2. Het ontwerp van een algemene maatregel van bestuur, bedoeld in het eerste lid, wordt algemeen bekendgemaakt door plaatsing in de Staatscourant. De voordracht tot die algemene maatregel van bestuur wordt Ons niet gedaan, dan nadat één maand sinds die bekendmaking is verstreken.
3. Het College ter beoordeling van geneesmiddelen, genoemd in artikel 29, eerste lid, besluit bij de inschrijving in het in artikel 3, eerste lid, bedoelde register tevens, welke geneesmiddelen, indien het belang van de volksgezondheid zulks vordert, uitsluitend door de in het eerste lid, onder a, bedoelde personen, en uitsluitend op recept mogen worden afgeleverd. Bij ministeriële regeling worden de criteria vastgesteld die door het College bij het besluit in acht worden genomen. Tevens wordt bij ministeriële regeling bepaald in welke bijzondere omstandigheden een geneesmiddel waarop de eerste volzin toepassing heeft gevonden, zonder recept kan worden afgeleverd. Van het besluit van het College wordt mededeling gedaan in de Staatscourant. Ieder jaar zendt het College aan Onze Minister naar de stand per 1 april van dat jaar een lijst van alle geneesmiddelen waarop de eerste volzin toepassing heeft gevonden.
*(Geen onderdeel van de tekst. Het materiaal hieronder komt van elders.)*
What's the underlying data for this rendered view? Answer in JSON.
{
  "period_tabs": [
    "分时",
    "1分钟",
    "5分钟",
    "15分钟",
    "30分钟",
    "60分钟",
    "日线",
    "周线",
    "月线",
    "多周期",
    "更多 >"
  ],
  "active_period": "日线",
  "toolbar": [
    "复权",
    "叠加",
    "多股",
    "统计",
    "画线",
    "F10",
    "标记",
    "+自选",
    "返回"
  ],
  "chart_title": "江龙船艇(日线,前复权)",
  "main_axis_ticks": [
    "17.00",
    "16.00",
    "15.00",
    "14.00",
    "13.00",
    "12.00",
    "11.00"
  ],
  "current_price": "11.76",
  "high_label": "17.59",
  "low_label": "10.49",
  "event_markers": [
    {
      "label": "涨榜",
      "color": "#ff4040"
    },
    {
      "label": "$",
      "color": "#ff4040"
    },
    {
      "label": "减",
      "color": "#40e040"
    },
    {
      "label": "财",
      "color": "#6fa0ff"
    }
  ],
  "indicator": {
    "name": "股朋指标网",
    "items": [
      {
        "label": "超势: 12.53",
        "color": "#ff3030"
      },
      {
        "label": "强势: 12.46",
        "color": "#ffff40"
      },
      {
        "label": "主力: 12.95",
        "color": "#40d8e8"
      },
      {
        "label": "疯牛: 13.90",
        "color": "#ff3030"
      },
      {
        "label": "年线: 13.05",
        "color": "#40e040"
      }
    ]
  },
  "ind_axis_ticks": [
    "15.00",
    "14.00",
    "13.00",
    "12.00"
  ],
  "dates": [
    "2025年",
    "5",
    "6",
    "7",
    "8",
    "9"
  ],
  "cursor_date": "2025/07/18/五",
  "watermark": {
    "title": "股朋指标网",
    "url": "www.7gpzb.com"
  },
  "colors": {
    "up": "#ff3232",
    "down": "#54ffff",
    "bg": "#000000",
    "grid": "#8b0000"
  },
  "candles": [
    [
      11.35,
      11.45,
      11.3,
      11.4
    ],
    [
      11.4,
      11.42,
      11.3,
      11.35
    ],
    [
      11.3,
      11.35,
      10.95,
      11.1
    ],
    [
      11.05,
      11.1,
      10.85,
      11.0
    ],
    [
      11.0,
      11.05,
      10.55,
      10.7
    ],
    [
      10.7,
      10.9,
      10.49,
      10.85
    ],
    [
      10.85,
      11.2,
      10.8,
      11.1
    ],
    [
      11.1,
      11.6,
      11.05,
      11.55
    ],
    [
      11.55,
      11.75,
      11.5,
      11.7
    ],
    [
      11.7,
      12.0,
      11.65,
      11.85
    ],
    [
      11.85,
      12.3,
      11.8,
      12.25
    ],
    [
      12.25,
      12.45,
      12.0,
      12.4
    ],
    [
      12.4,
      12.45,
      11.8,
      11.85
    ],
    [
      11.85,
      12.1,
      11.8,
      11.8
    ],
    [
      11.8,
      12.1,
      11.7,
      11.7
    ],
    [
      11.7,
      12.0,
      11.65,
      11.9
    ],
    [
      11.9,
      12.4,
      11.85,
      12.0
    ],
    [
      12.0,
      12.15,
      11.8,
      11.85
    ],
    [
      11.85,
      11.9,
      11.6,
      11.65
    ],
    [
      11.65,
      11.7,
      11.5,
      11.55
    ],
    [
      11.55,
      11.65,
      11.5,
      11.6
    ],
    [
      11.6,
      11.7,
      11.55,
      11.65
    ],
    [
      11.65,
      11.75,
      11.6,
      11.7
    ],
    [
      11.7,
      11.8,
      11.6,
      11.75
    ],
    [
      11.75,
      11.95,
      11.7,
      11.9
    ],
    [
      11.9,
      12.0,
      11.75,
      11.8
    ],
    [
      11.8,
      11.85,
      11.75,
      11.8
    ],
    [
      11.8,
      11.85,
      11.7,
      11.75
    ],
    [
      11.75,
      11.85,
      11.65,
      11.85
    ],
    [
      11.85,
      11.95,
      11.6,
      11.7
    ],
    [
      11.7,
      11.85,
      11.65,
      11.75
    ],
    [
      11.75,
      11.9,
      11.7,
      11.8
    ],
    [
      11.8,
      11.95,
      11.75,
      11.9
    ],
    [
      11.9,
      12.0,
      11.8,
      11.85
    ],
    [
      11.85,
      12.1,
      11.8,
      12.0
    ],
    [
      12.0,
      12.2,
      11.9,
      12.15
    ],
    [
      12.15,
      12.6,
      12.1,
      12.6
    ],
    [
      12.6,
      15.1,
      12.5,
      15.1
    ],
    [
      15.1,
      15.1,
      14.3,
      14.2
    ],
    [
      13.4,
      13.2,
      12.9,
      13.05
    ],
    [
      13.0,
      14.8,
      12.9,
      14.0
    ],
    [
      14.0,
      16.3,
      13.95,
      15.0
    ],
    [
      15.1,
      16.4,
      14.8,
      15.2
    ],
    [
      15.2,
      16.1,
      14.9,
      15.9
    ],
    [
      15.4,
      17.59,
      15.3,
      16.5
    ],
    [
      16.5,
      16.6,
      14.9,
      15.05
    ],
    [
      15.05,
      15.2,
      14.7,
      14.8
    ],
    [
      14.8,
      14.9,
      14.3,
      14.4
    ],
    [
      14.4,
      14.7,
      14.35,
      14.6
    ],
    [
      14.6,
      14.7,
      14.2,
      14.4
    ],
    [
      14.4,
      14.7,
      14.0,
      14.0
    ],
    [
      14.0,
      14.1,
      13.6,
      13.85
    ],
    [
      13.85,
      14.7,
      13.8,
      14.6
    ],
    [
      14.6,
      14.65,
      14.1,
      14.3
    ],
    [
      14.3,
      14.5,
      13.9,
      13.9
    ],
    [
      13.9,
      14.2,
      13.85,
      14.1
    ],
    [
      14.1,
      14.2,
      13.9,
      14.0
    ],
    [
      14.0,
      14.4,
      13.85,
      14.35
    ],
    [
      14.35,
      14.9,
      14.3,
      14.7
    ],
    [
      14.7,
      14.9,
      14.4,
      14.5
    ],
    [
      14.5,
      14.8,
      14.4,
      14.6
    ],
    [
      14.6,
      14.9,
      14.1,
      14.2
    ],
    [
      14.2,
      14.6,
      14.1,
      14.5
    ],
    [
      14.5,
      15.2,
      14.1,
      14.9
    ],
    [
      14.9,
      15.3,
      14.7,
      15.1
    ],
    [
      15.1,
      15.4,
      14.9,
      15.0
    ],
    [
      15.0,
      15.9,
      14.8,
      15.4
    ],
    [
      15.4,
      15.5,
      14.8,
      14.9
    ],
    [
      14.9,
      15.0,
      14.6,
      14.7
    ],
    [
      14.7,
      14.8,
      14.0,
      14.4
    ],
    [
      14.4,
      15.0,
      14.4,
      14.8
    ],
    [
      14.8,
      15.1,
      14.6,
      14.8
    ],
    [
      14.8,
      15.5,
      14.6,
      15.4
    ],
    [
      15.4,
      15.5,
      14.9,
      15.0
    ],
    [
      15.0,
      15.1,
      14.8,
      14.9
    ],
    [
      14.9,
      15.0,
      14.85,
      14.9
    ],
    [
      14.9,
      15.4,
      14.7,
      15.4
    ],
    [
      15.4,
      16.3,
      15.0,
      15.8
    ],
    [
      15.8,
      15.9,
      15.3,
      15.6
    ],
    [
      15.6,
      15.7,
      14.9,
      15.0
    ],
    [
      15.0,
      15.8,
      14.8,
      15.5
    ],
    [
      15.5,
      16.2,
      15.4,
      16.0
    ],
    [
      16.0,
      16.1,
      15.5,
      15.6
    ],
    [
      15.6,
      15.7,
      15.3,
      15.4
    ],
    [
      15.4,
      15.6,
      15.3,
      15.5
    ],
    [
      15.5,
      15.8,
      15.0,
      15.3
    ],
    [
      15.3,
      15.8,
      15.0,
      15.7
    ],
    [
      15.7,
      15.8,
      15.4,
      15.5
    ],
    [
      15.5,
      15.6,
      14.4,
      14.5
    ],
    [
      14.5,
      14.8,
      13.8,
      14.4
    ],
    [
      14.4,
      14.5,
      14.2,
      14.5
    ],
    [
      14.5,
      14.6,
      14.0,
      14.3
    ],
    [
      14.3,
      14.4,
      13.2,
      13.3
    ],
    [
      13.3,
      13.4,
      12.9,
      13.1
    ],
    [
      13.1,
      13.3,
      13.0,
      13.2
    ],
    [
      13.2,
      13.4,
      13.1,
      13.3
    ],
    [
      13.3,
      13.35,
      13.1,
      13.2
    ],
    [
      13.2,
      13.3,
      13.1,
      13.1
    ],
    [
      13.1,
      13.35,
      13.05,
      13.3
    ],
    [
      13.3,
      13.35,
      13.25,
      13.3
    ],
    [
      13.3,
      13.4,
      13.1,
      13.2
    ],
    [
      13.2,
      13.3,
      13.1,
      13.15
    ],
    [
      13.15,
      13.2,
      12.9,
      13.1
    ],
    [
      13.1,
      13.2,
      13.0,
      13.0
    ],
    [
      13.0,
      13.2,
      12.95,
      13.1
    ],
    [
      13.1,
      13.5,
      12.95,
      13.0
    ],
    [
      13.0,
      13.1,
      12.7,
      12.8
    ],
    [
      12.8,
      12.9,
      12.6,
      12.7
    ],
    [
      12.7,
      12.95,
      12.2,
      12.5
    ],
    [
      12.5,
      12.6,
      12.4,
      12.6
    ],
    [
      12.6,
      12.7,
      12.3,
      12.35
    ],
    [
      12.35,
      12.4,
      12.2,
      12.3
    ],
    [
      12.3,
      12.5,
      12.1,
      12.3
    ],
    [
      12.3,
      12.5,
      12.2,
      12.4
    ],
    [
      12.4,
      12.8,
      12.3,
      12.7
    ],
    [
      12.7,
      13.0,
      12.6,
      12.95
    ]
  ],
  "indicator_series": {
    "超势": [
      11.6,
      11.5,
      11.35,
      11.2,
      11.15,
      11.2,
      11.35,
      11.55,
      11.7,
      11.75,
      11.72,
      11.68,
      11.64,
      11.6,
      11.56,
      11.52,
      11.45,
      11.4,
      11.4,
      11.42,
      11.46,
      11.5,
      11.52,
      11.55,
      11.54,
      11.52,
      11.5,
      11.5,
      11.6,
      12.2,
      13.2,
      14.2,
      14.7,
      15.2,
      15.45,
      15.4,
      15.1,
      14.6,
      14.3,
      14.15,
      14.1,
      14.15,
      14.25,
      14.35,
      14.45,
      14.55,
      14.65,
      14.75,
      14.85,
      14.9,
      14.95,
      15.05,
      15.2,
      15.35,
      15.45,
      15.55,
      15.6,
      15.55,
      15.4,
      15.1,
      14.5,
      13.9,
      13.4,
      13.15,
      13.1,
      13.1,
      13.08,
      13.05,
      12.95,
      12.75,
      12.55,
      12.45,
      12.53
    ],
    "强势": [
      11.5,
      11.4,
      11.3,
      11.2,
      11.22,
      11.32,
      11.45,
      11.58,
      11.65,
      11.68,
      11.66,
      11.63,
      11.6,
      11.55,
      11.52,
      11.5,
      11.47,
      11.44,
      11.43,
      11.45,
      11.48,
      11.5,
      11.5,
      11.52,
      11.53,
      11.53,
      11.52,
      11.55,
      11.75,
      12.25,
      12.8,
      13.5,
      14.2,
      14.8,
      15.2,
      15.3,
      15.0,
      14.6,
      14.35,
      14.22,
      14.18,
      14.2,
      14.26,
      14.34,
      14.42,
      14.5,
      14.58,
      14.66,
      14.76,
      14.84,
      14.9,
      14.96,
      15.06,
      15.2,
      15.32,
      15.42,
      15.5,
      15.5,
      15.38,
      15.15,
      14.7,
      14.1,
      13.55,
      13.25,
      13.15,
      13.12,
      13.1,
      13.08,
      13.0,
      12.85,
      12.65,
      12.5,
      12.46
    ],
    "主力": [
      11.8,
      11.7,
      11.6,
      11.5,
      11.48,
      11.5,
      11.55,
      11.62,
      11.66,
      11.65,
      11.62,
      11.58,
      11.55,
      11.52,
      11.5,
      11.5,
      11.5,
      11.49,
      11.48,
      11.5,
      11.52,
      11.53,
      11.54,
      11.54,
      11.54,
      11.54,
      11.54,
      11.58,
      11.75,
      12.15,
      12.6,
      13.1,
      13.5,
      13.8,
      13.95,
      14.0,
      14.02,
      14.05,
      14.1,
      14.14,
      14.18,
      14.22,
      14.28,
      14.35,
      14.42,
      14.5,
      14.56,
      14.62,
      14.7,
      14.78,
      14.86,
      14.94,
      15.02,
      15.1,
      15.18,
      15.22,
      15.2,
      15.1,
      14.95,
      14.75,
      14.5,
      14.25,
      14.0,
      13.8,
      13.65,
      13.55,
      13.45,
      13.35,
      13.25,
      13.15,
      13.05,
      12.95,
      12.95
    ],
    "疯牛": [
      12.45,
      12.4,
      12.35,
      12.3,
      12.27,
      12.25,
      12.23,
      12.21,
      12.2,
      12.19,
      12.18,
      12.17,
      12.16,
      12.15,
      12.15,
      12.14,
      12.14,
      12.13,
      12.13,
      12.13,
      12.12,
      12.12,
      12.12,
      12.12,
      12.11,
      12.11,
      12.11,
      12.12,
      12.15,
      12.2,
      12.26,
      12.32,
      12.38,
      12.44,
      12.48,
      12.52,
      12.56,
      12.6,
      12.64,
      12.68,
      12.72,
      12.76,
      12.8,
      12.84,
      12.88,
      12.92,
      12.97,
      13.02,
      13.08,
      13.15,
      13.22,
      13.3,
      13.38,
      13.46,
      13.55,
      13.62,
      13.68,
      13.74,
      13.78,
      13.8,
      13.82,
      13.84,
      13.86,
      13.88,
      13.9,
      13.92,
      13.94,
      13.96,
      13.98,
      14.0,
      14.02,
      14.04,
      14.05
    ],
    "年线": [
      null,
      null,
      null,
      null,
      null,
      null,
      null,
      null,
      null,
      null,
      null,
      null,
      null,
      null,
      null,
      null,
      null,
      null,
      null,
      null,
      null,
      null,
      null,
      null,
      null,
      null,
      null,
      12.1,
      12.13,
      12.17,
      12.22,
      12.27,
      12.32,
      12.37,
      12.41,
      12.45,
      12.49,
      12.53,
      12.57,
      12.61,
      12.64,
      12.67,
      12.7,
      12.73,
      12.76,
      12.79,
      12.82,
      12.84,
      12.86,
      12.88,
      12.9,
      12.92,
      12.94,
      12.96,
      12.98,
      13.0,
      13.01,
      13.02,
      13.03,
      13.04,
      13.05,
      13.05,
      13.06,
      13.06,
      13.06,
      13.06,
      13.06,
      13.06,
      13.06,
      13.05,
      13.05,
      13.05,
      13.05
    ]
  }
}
De geneesmiddelen ten aanzien waarvan de eerste volzin toepassing heeft gevonden mogen anders dan op recept slechts worden afgeleverd door de personen, bedoeld in het eerste lid, onder c, met inachtneming van hetgeen in dat artikel-onderdeel is bepaald.
4. Het is verboden de in het eerste en derde lid bedoelde geneesmiddelen op of in voor het publiek toegankelijke verkoopplaatsen andere dan apotheken, alsmede in de bij deze verkoopplaatsen behorende werk- en bergplaatsen, in verkoopautomaten en op of aan de openbare weg zich bevindende verkoopgelegenheden, aanwezig te hebben.
5. Indien het belang der volksgezondheid zulks vordert, is Onze Minister bevoegd ten aanzien van door hem aangewezen substanties:
a. regelen te stellen voor de bereiding, de vervaardiging, de winning, de teelt, de verwerking, de bewerking, de verpakking, de deugdelijkheid, de bewaring, het vervoer, de aflevering en het toezicht daarop; b. te bepalen, dat zij niet mogen worden ingevoerd, dan wel dat zij niet mogen worden ingevoerd anders dan met inachtneming van bij zijn beschikking gestelde voorwaarden; c. te bepalen, dat zij niet mogen worden afgeleverd, dan wel dat zij gedurende een bij zijn beschikking aangewezen tijdvak van ten hoogste twaalf maanden niet mogen worden afgeleverd dan met inachtneming van de bij zijn beschikking gestelde voorwaarden.
6. Kosten van onderzoek en toezicht ten behoeve van de naleving der voorschriften, welke door Onze Minister krachtens het vorige lid zijn gegeven, worden gedragen door hen, die de substanties, in dat lid bedoeld, bereiden, vervaardigen, winnen, telen, verwerken, bewerken, verpakken, afleveren of invoeren, volgens regelen door Onze Minister vast te stellen.
Details
[Regeling vervallen per 01-07-2007]
Gerelateerde rechtspraak
ECLI:NL:HR:2012:BU5609 - Esmilo/Mediq: Nietigheid van een overeenkomst met een wettelijk verboden prestatie - 31 mei 2012
Een overeenkomst die verplicht tot een door de wet verboden prestatie is niet automatisch nietig wegens strijd met de openbare orde (art. 3:40 lid 1 BW), ook niet als beide partijen zich van het verbod bewust waren. De rechter moet de nietigheid beoordelen aan de hand van vier gezichtspunten.